Wall Street is growing increasingly nervous about rising bond yields, which could make borrowing more expensive. That could eat into corporate profits, which is why investors have begun to reverse some of the positions they took over the past year in high-growth but risky tech stocks like Tesla.
Tesla’s stock fell 11.5% last week. Musk, who owns nearly 18% of Tesla’s shares, bore most of the brunt of that massive sell-off.
Musk’s wealth fell by $27 billion last week, according to Bloomberg’s Billionaires Index. The decline in his net value is roughly equal to the entire fortune held by Dyson founder James Dyson — the 52nd richest person in the world, according to Bloomberg.
Musk and Amazon CEO Jeff Bezos have been swapping places atop Bloomberg’s list of richest people in the world since January. But Musk now sits in a distant second place: $157 billion, compared to Bezos’ net worth of $177 billion. Musk remains $21 billion ahead of Microsoft founder Bill Gates, who remains the third-richest person on the planet.
Tesla’s stock gained 743% in 2020, propelling it to No. 5 on the list of most valuable companies on the stock market. And the stock continued to climb in the early weeks of of 2021, gaining another 25% to a record high close of $883.90 on January 26. But shares have lost nearly a third of their value since then, placing them firmly into bear market territory.
The decline sent Tesla’s market value to No. 7, behind Facebook and Berkshire Hathaway but ahead of JPMorgan Chase. Friday it closed below $600 a share for the first time since early December.

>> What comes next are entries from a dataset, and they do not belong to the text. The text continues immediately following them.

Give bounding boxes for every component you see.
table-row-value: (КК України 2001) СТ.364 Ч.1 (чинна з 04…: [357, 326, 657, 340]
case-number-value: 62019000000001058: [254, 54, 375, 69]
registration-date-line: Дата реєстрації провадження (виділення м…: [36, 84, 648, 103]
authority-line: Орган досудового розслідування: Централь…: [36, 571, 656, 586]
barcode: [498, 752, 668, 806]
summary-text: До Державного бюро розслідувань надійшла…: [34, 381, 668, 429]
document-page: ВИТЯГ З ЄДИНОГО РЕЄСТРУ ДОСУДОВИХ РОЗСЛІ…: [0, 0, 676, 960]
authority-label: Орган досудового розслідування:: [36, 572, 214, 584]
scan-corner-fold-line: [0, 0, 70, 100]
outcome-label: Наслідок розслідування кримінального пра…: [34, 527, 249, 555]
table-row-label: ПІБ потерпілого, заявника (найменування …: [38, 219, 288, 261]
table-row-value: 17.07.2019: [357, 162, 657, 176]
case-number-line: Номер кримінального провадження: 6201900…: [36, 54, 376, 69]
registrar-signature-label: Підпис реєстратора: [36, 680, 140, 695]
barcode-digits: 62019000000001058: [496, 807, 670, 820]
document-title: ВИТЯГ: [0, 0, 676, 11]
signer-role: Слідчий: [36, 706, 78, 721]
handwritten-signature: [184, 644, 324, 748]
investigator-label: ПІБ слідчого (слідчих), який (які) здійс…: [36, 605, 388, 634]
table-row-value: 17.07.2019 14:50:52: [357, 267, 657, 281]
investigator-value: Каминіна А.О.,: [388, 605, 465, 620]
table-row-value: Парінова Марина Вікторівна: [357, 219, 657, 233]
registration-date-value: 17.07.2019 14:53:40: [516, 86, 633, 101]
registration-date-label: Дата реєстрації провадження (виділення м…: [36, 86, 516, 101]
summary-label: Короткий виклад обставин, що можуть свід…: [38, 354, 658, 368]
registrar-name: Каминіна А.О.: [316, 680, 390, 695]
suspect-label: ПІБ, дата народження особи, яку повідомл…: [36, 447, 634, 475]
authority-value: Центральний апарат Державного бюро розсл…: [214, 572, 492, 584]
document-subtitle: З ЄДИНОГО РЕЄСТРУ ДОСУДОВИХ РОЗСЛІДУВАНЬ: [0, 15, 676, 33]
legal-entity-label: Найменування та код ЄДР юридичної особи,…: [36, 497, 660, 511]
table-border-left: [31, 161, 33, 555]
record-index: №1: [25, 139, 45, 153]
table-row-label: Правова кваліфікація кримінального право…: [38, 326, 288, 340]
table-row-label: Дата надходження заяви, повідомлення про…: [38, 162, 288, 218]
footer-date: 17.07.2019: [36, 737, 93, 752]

Shares were down an additional 3% in premarket trading Monday.
Even if Tesla’s stock continues to sink, Musk still stands to become much richer in 2021 and beyond.
He received four grants to buy 8.4 million Tesla shares each in 2020. Each of those was worth $4.5 billion at Friday’s closing price, after taking into account the $70 per share excerise price Musk will have to pay. Musk will probably receive three additional options grants this year, each as large and as lucrative as those he received in 2020.
Musk has not exercised any of his options. Executives typically exercise them when they are due to expire, or to free up cash. Musk has never sold Tesla shares.
Musk also is the largest shareholder at privately-held SpaceX. The company completed a new funding round in February. While it has not disclosed the details, numerous published reports say the $850 million that it raised increased the valuation of that company 60% to $74 billion.